Jared Kushner, the White House senior advisor and Mr Trump’s son-in-law, and special envoy Jason Greenblatt are expected to visit Israel, Egypt and Saudi Arabia, but are not scheduled to meet representatives of the Palestinian Authority, which is currently boycotting the US. There is still no official line on when the plan will be publicly announced beyond “when the circumstances are right”.

A year-and-a-half into the Trump administration’s term in office, there is growing scepticism that a plan ever will emerge.

“I believe they are working on a plan,” said one Israeli diplomat recently. “Whether I believe they will ever get around to presenting it is another matter.”

However, there is an expectation that at some point, the administration will have to announce something, if only to satisfy its Arab allies.
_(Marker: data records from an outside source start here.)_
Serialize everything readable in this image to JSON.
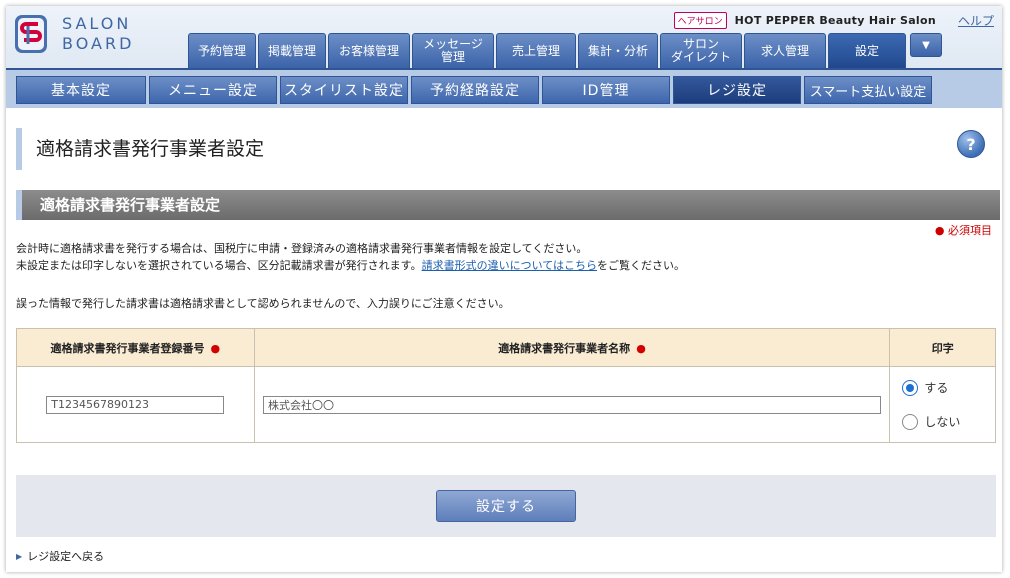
{
  "header": {
    "logo_line1": "SALON",
    "logo_line2": "BOARD",
    "brand_badge": "ヘアサロン",
    "brand_name": "HOT PEPPER Beauty Hair Salon",
    "help": "ヘルプ"
  },
  "main_tabs": [
    {
      "label": "予約管理",
      "active": false
    },
    {
      "label": "掲載管理",
      "active": false
    },
    {
      "label": "お客様管理",
      "active": false
    },
    {
      "label": "メッセージ\n管理",
      "active": false
    },
    {
      "label": "売上管理",
      "active": false
    },
    {
      "label": "集計・分析",
      "active": false
    },
    {
      "label": "サロン\nダイレクト",
      "active": false
    },
    {
      "label": "求人管理",
      "active": false
    },
    {
      "label": "設定",
      "active": true
    }
  ],
  "subnav": [
    {
      "label": "基本設定",
      "active": false
    },
    {
      "label": "メニュー設定",
      "active": false
    },
    {
      "label": "スタイリスト設定",
      "active": false
    },
    {
      "label": "予約経路設定",
      "active": false
    },
    {
      "label": "ID管理",
      "active": false
    },
    {
      "label": "レジ設定",
      "active": true
    },
    {
      "label": "スマート支払い設定",
      "active": false
    }
  ],
  "page": {
    "title": "適格請求書発行事業者設定",
    "help_icon": "?",
    "section_title": "適格請求書発行事業者設定",
    "required_note": "必須項目",
    "desc_line1": "会計時に適格請求書を発行する場合は、国税庁に申請・登録済みの適格請求書発行事業者情報を設定してください。",
    "desc_line2_pre": "未設定または印字しないを選択されている場合、区分記載請求書が発行されます。",
    "desc_line2_link": "請求書形式の違いについてはこちら",
    "desc_line2_post": "をご覧ください。",
    "desc_line3": "誤った情報で発行した請求書は適格請求書として認められませんので、入力誤りにご注意ください。"
  },
  "table": {
    "col_reg_number": "適格請求書発行事業者登録番号",
    "col_name": "適格請求書発行事業者名称",
    "col_print": "印字",
    "reg_number_value": "T1234567890123",
    "name_value": "株式会社〇〇",
    "print_yes": "する",
    "print_no": "しない",
    "selected": "yes"
  },
  "actions": {
    "submit": "設定する",
    "back": "レジ設定へ戻る"
  },
  "colors": {
    "brand_blue": "#3f67a3",
    "required_red": "#d40000",
    "header_bg": "#f9ecd3"
  }
}
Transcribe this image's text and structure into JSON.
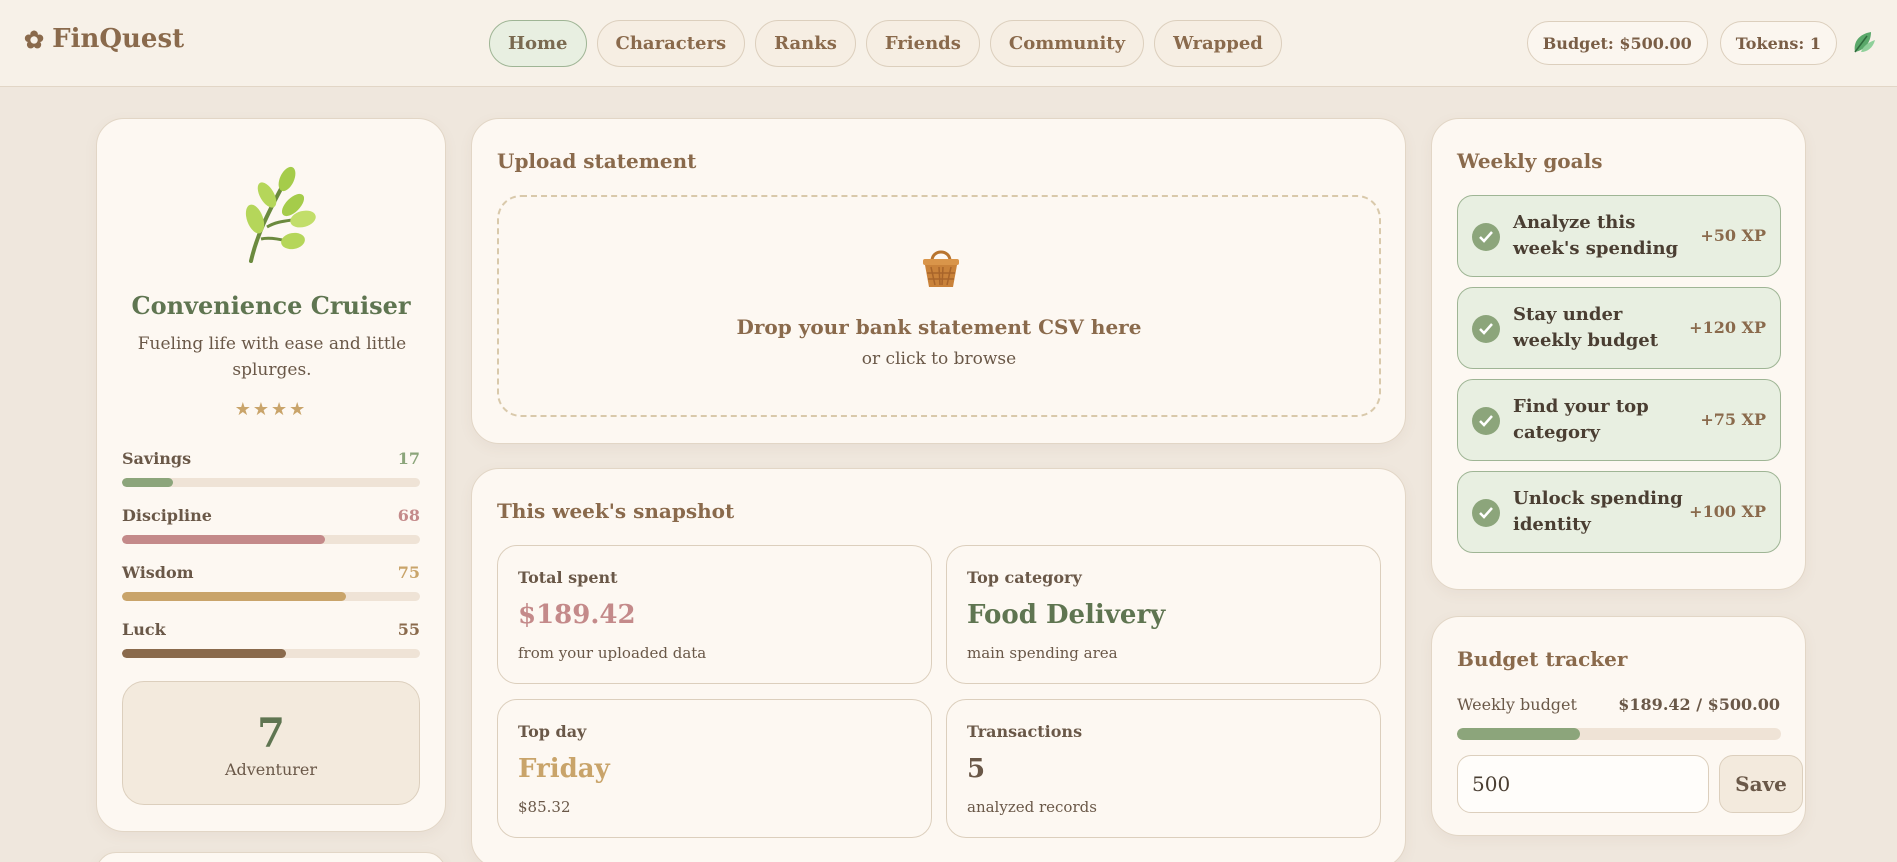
{
  "header": {
    "brand": "FinQuest",
    "nav": [
      "Home",
      "Characters",
      "Ranks",
      "Friends",
      "Community",
      "Wrapped"
    ],
    "active_nav": "Home",
    "budget_pill": "Budget: $500.00",
    "tokens_pill": "Tokens: 1"
  },
  "profile": {
    "name": "Convenience Cruiser",
    "description": "Fueling life with ease and little splurges.",
    "stars": "★★★★",
    "stats": [
      {
        "label": "Savings",
        "value": "17",
        "percent": 17,
        "color": "#8ca57b"
      },
      {
        "label": "Discipline",
        "value": "68",
        "percent": 68,
        "color": "#c48a8a"
      },
      {
        "label": "Wisdom",
        "value": "75",
        "percent": 75,
        "color": "#c9a46a"
      },
      {
        "label": "Luck",
        "value": "55",
        "percent": 55,
        "color": "#8a6a4c"
      }
    ],
    "level": "7",
    "level_title": "Adventurer"
  },
  "upload": {
    "title": "Upload statement",
    "drop_title": "Drop your bank statement CSV here",
    "drop_sub": "or click to browse"
  },
  "snapshot": {
    "title": "This week's snapshot",
    "tiles": [
      {
        "label": "Total spent",
        "value": "$189.42",
        "sub": "from your uploaded data",
        "color": "#c48a8a"
      },
      {
        "label": "Top category",
        "value": "Food Delivery",
        "sub": "main spending area",
        "color": "#5f7551"
      },
      {
        "label": "Top day",
        "value": "Friday",
        "sub": "$85.32",
        "color": "#c9a46a"
      },
      {
        "label": "Transactions",
        "value": "5",
        "sub": "analyzed records",
        "color": "#6a5848"
      }
    ]
  },
  "goals": {
    "title": "Weekly goals",
    "items": [
      {
        "text": "Analyze this week's spending",
        "xp": "+50 XP"
      },
      {
        "text": "Stay under weekly budget",
        "xp": "+120 XP"
      },
      {
        "text": "Find your top category",
        "xp": "+75 XP"
      },
      {
        "text": "Unlock spending identity",
        "xp": "+100 XP"
      }
    ]
  },
  "budget": {
    "title": "Budget tracker",
    "label": "Weekly budget",
    "amount": "$189.42 / $500.00",
    "progress": 0.379,
    "input_value": "500",
    "save_label": "Save"
  }
}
There are reports of discord within the administration’s team on the proposed deal. The US Ambassador to Israel David Friedman, who is widely seen as having become more influential on this issue, flew back to Washington last week to discuss the proposals at the White House.

Mr Friedman is regarded as the closest to the right-wing in Israel and is trying to minimise any concessions Israel may be called on to give the Palestinian side.

The Palestinians believe some form of Trump Peace Plan will ultimately be forthcoming and are convinced it will be one they cannot even contemplate.

“It will give us nothing in Jerusalem, nothing on the issue of refugees and [will] keep the West Bank and Gaza apart from each other,” one senior Palestinian official predicted.

The Palestinian Authority cut off official ties with the Trump administration when he announced last year that the US would move its embassy in Israel to Jerusalem. It will reject any proposal out of hand, in full awareness that it would cast them in the role of refusing to advance on peace.

As far as they are concerned, as long as Mr Trump remains president, there is no prospect for progress.

“We are focusing our efforts in the US on the Democratic Party and on the sections of the Jewish community there that are repelled by the sight of the close friendship between Netanyahu and Trump,” a Palestinian diplomat said.

But their concerns are much deeper than the American domestic political situation.

In his recent visit to the US, the Saudi Crown Prince Mohammed bin Salman was alleged to have told a private meeting with Jewish American leaders: “in the last several decades the Palestinian leadership has missed one opportunity after the other and rejected all the peace proposals it was given. It is about time the Palestinians take the proposals and agree to come to the negotiations table or stop complaining.”

With ties between Israel and the leaders of a number of Sunni Arab nations growing ever closer, the Palestinians’ chief fear is that the Donald Trump plan will be an excuse for their Arab “brothers” to stop even paying lip service to the Palestinian cause.